Journalism++
- Industry: Datajournalism
- Founded: 2011
- Website: https://jplusplus.org/en/

= Journalism++ =

Network of service companies

Journalism++ (J++) is a network of private service companies specializing in datajournalism. Founded in 2011, it has chapters in Paris, Berlin, Stockholm, Porto, Amsterdam and Cologne.

== History ==

Journalism++ was founded in 2011 par Nicolas Kayser-Bril, Anne Lise Bouyer and Pierre Romera, three former employees of OWNI (fr), a Paris-based news website that pioneered datajournalism in France.

Between 2013 and 2016, Journalism++ coordinated the Migrants' Files project, which aimed at measuring the number of persons who died in their attempt to reach or stay in Europe since 2000, and the cost associated with the so-called Fortress Europe policies.
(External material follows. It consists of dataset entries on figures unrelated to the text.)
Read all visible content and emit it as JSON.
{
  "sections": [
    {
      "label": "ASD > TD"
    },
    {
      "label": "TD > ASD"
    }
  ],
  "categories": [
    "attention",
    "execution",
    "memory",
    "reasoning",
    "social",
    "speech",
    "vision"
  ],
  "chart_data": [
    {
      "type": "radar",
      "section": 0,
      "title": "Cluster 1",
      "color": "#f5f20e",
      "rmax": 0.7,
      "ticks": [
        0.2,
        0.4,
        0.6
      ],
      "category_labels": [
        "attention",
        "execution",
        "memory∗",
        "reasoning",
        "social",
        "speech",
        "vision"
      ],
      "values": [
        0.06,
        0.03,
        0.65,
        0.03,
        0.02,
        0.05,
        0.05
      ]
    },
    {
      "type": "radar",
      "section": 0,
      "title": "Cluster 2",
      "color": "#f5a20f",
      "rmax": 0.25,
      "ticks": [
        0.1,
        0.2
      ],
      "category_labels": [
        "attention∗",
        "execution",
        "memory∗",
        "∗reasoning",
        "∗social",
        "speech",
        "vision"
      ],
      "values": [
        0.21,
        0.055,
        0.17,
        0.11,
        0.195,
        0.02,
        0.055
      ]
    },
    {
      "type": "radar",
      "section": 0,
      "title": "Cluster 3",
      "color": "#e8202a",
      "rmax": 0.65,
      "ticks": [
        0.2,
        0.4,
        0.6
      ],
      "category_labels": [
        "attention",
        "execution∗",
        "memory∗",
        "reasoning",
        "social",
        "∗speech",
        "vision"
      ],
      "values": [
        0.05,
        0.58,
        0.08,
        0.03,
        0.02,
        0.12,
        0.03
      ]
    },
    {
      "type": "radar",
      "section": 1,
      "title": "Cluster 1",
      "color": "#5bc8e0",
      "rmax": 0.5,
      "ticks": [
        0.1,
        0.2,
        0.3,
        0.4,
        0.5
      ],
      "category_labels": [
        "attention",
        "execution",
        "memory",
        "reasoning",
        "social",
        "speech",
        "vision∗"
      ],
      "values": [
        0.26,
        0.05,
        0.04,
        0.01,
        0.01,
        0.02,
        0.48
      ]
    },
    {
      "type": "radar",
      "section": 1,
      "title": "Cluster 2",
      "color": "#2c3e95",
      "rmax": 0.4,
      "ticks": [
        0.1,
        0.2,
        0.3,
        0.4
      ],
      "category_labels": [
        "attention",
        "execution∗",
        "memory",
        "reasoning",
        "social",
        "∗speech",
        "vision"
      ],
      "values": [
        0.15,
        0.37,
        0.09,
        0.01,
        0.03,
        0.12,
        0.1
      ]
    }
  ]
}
The project brought together 25 journalists and was published by several media outlets, notably Süddeutsche Zeitung, Libération and Český rozhlas in 2014 and 2015. The collected data served as the basis for the database of the International Organization for Migration on the same topic, which started in 2014.

== Awards ==

The Migrants' Files project was awarded the GEN Data Journalism Award in 2014 and the European Press Prize in 2015.